When ORB Works and Fails: CL and GC Commodities

The 5-minute ORB works best in trending markets. Strong momentum after the open often leads to target hits. The strategy thrives on initial directional conviction. It fails in choppy, range-bound markets. When the market moves sideways, the ORB setup triggers. Then it reverses. This leads to stop-outs. This is why risk management is key. I adhere strictly to my 1:2 R:R. I do not widen stops. I do not chase targets.

Consider CL, Crude Oil futures. Crude oil often experiences high volatility. It can quickly reverse direction. The CL ORB long setup has a 51% win rate. Expectancy is $0.02 per $1 risked. The CL ORB short setup has a 50% win rate. Expectancy is $0.00 per $1 risked. These numbers are barely profitable. The choppiness often leads to frequent stop-outs. The strategy struggles to find consistent direction.

GC, Gold futures, also presents challenges. Gold can be very range-bound. It can also react strongly to geopolitical news. The GC ORB long setup has a 52% win rate. Expectancy is $0.04 per $1 risked. The GC ORB short setup has a 51% win rate. Expectancy is $0.02 per $1 risked. These numbers are better than CL. They are still lower than ES or AAPL. The strategy performs less effectively in markets lacking clear initial direction.

The ORB fails when the initial move is a head fake. The market breaks the range. It then immediately reverses. It takes out the stop. Then it moves in the opposite direction. This is a common pattern. This pattern is more prevalent in less trending assets. It is also more common on days with low overall market conviction. I avoid trading the ORB on days with major economic news releases. These events introduce unpredictable volatility. This volatility often leads to whipsaws. I also avoid trading the ORB when the prior day closed near the ORB range. This indicates a lack of conviction. The market is consolidating. These conditions increase the likelihood of failure.

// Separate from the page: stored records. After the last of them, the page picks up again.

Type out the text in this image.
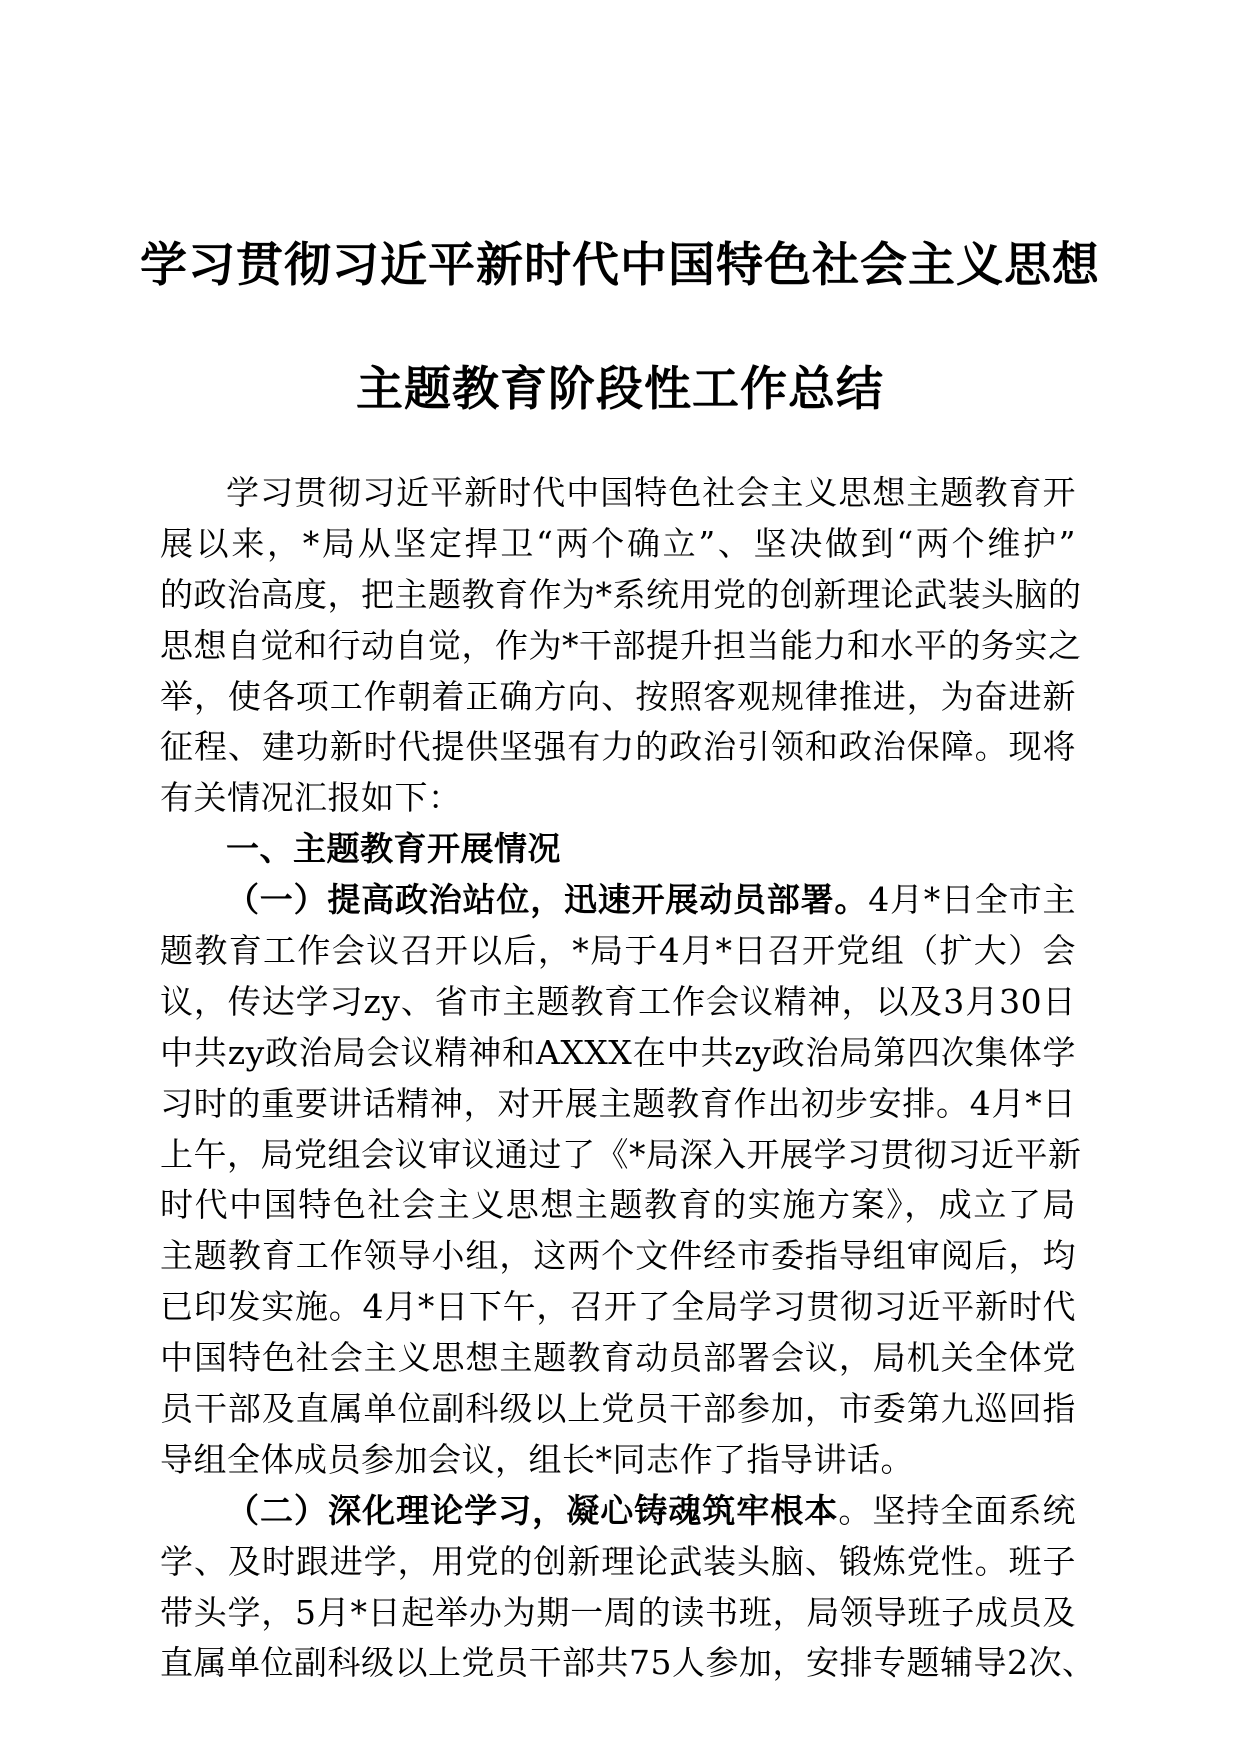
学习贯彻习近平新时代中国特色社会主义思想
主题教育阶段性工作总结
学习贯彻习近平新时代中国特色社会主义思想主题教育开
展以来，*局从坚定捍卫“两个确立”、坚决做到“两个维护”
的政治高度，把主题教育作为*系统用党的创新理论武装头脑的
思想自觉和行动自觉，作为*干部提升担当能力和水平的务实之
举，使各项工作朝着正确方向、按照客观规律推进，为奋进新
征程、建功新时代提供坚强有力的政治引领和政治保障。现将
有关情况汇报如下：
一、主题教育开展情况
（一）提高政治站位，迅速开展动员部署。4月*日全市主
题教育工作会议召开以后，*局于4月*日召开党组（扩大）会
议，传达学习zy、省市主题教育工作会议精神，以及3月30日
中共zy政治局会议精神和AXXX在中共zy政治局第四次集体学
习时的重要讲话精神，对开展主题教育作出初步安排。4月*日
上午，局党组会议审议通过了《*局深入开展学习贯彻习近平新
时代中国特色社会主义思想主题教育的实施方案》，成立了局
主题教育工作领导小组，这两个文件经市委指导组审阅后，均
已印发实施。4月*日下午，召开了全局学习贯彻习近平新时代
中国特色社会主义思想主题教育动员部署会议，局机关全体党
员干部及直属单位副科级以上党员干部参加，市委第九巡回指
导组全体成员参加会议，组长*同志作了指导讲话。
（二）深化理论学习，凝心铸魂筑牢根本。坚持全面系统
学、及时跟进学，用党的创新理论武装头脑、锻炼党性。班子
带头学，5月*日起举办为期一周的读书班，局领导班子成员及
直属单位副科级以上党员干部共75人参加，安排专题辅导2次、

I use volume as a filter. I want above-average volume on the breakout candle. This confirms conviction. Low volume breakouts often fail. I also look at market internals. Strong breadth supports long ORB setups. Weak breadth supports short ORB setups. These filters improve win rates. They reduce false signals.

The ORB works when institutional money pushes a clear direction. This often happens after the open. Institutions execute large orders. These orders create momentum. The ORB captures this initial institutional push. The more conviction behind the move, the higher the probability of success.

I do not trade ORB on Fridays before a long weekend. Liquidity drops. Volatility can increase. This creates unpredictable price action. I also avoid trading ORB during earnings season for individual stocks. News can override technical patterns. The ORB is a technical strategy. It relies on predictable market behavior. Earnings reports introduce unpredictable behavior.